Gold prices rose on Friday, as Wall Street stocks tumbled and the dollar fell as rhetoric from US. President Donald Trump and Chinese officials fed worries about a possible trade war, and after US jobs data came in weaker than expected.

US stocks fell, with the Dow down more than 450 points, after Trump on Thursday threatened to slap $US100 billion more in tariffs on Chinese imports, and Beijing pledged a “fierce counter strike”.

Falling stock prices dragged the dollar against the yen and the euro. Also pressuring the US currency was data showing the US economy in March created the fewest jobs in six months, which might prompt the Federal Reserve to go more slowly on plans to raise interest rates.

Spot gold was up 0.5 per cent at $US1,332.11 an ounce, it fell to a session low of $US1,321.16, the lowest since March 21. US gold futures for June delivery settled up 0.6 per cent at $US1,336.10.

Spot prices are up 0.6 per cent since last Friday, but well off this week’s highs. Gold has fluctuated as investors rated prospects of a US-China trade war.

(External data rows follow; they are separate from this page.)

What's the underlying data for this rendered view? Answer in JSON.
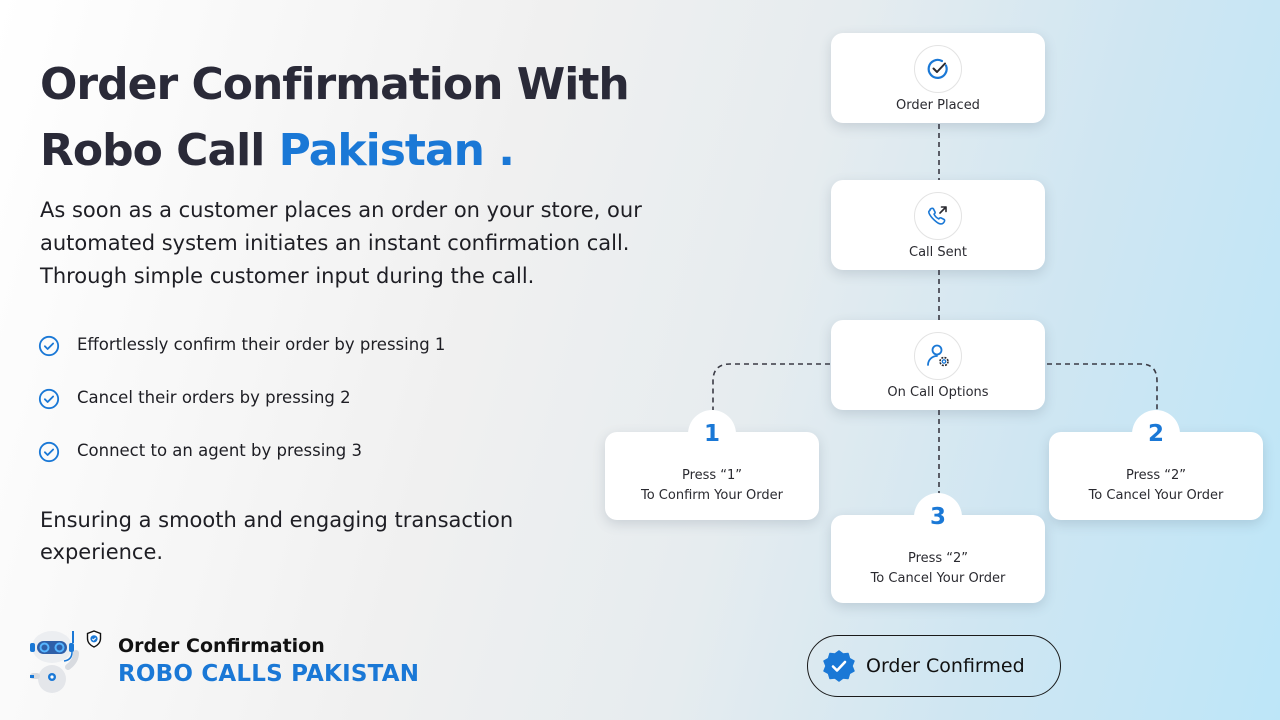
{
  "headline": {
    "line1": "Order Confirmation With",
    "line2_plain": "Robo Call ",
    "line2_accent": "Pakistan",
    "line2_end": " ."
  },
  "intro": "As soon as a customer places an order on your store, our automated system initiates an instant confirmation call. Through simple customer input during the call.",
  "features": [
    {
      "icon": "check-circle-icon",
      "text": "Effortlessly confirm their order by pressing 1"
    },
    {
      "icon": "check-circle-icon",
      "text": "Cancel their orders by pressing 2"
    },
    {
      "icon": "check-circle-icon",
      "text": "Connect to an agent by pressing 3"
    }
  ],
  "outro": "Ensuring a smooth and engaging transaction experience.",
  "brand": {
    "title": "Order Confirmation",
    "subtitle": "ROBO CALLS PAKISTAN",
    "logo_icon": "robot-icon",
    "badge_icon": "shield-check-icon"
  },
  "flow": {
    "steps": [
      {
        "icon": "check-circle-icon",
        "label": "Order Placed"
      },
      {
        "icon": "phone-outgoing-icon",
        "label": "Call Sent"
      },
      {
        "icon": "user-gear-icon",
        "label": "On Call Options"
      }
    ],
    "options": [
      {
        "number": "1",
        "line1": "Press “1”",
        "line2": "To Confirm Your Order"
      },
      {
        "number": "2",
        "line1": "Press “2”",
        "line2": "To Cancel Your Order"
      },
      {
        "number": "3",
        "line1": "Press “2”",
        "line2": "To Cancel Your Order"
      }
    ],
    "result": {
      "icon": "verified-badge-icon",
      "label": "Order Confirmed"
    }
  },
  "colors": {
    "accent": "#1a78d6",
    "heading": "#2a2a38",
    "text": "#1e1e24"
  }
}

“We are moving back to a risk-off scenario today, but still stuck in a trading range between $US1,300 and $US1,360,” said Rob Haworth, senior investment strategist for US Bank Wealth Management.

“The market is paying very much attention to the dollar and bond market in terms of what the Fed is going to do.”

“The payrolls report has provided a small boost to gold, but overall it’s had quite a dismal week,” Saxo Bank’s head of commodity strategy Ole Hansen said.

Silver was down 0.1 per cent at $US16.33 an ounce, but on track to close up 0.2 per cent for the week.